There are no suitable queues on Manchester ce01 and all my jobs fail so I've switched it off for the time being. ce02 is OK.

Thursday 1 March 2007

Splitting Manchester

On Alessandra's request I am splitting Manchester into two - ce01 and ce02 reading from dcache01 and dcache02 respectively. At the moment it isn't quite working because of a bdii problem somewhere.

Minor problem

Attempts to make everything fully automatic by killing old processes and deleting their lock files failed because of a bug. Everything stopped overnight. Hopefully now OK.

Tuesday 27 February 2007

Proxy expired

All job submission stopped this afternoon because my proxy expired. Now running again.

Monday 26 February 2007

Cleanup not quite right

The cleanup didn't work quite right as it cleared the entries out of the log file but not out of the if file and so they kept coming back. An attempt to fix this yesterday failed because of a typo. Trying again.

Friday 23 February 2007

Automatic cleanup

Have introduced some automatic cleanup via the cron job. Scheduled, Ready, Running, Waiting and "Job proxy is expired" jobs are removed from the log after 12 hours. The logs are archived after 7 days. Lock files are removed after 60 minutes and an attempt is made to kill the running process.

OK Now

Seems to be OK now. Have put the archiving of the log files in the cron job to run once a day.

Web page not updated

The web page has not been updated since 4.30 this morning. The previous lock file was not removed for some reason. Deleted it by hand. Job submission seems to have been OK.

Thursday 22 February 2007

Jobs restarted

Cleaned out all pending jobs and restarted submission.

Problem understood

The file system could not cope with me storing all the job outputs in one place. The code is being changed so that each day's worth of jobs is in a separate directory. Job submission will be restarted once this has been debugged.

Strange State

Not sure what is going on. Summary is all yellow but individual jobs look OK. It appears atest isn't getting the status properly. Stopped submission till I sort it out.
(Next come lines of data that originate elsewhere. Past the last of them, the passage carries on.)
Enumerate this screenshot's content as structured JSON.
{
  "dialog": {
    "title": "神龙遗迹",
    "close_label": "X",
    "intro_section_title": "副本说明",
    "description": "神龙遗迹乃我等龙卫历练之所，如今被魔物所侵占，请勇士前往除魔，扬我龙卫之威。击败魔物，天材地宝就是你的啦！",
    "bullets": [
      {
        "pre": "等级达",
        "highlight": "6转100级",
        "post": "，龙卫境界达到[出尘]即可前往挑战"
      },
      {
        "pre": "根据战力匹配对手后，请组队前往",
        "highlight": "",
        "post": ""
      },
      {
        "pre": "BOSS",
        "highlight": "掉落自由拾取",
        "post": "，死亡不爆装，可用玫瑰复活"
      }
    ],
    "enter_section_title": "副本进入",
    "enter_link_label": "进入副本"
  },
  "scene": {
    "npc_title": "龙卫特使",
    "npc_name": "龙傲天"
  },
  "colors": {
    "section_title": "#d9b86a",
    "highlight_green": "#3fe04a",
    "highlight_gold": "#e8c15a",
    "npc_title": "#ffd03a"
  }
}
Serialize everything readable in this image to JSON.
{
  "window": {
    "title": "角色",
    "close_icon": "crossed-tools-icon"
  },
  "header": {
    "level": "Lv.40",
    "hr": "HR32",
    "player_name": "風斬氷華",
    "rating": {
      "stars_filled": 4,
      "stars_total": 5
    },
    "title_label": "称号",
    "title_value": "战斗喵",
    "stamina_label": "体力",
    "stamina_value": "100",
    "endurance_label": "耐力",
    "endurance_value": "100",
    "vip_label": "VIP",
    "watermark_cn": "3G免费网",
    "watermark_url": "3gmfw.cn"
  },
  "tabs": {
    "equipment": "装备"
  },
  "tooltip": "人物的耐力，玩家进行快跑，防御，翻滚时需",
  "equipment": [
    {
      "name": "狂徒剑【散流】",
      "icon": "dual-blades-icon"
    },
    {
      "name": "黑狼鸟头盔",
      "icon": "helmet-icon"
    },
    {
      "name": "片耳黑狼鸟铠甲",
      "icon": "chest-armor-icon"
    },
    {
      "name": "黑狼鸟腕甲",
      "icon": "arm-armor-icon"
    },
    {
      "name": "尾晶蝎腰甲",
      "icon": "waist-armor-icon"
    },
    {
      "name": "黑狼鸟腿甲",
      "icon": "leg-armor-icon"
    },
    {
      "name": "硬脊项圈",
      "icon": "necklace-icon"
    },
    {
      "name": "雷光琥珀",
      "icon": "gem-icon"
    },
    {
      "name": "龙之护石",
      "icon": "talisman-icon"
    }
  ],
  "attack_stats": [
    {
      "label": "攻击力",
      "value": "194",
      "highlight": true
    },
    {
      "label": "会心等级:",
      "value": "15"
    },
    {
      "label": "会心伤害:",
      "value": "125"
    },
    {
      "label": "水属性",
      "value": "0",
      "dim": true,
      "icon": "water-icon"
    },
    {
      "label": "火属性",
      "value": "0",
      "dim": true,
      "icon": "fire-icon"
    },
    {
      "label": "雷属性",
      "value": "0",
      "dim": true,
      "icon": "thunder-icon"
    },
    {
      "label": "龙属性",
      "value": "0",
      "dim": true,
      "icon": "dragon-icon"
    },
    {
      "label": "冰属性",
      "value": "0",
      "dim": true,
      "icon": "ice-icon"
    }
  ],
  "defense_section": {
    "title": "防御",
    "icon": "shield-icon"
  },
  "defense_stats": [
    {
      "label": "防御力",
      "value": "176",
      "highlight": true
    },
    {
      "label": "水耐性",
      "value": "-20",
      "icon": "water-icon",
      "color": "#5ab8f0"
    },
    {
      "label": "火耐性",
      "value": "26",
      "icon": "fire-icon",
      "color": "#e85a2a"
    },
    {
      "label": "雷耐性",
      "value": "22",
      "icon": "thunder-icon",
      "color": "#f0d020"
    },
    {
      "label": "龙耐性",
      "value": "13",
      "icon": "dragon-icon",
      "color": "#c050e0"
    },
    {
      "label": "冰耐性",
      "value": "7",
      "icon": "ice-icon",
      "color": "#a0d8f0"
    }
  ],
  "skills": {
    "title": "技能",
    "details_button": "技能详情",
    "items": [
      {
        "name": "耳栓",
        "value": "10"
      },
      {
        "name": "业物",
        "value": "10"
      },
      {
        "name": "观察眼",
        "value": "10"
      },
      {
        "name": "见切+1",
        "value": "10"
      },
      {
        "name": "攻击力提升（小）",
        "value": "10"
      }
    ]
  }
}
Wednesday 21 February 2007

Sheffield replica failed again


[lloyd@heppc005 atest]$ export LFC_HOST=lfc.gridpp.rl.ac.uk
[lloyd@heppc005 atest]$ lcg-rep -v -t 120 --vo atlas -d lcgse1.shef.ac.uk 
srm://epgse1.ph.bham.ac.uk/dpm/ph.bham.ac.uk/home/atlas/generated/2007-01-19/
filef607aa8a-5ee3-44a8-bf0f-f0ccbb73aecb
Using grid catalog type: lfc
Using grid catalog : lfc.gridpp.rl.ac.uk
lcg_rep: Permission denied

Looking Good

Everything looking much better today. Changed the kill time back to 8 hours.

Tuesday 20 February 2007

Status

Looking OK at the moment - 70% success

System restarted

Cleaned out all remaining jobs at IC from my system and restarted everything using the 2nd RAL RB.

Imperial RB is very slow

The Imperial RC is very slow and there is a big backlog of jobs still to be processed ('waiting'). I have stopped job submission and switched the RB to lcgrb02. I have also extended the cancellation time from 8 to 20 hours till the backlog is cleared.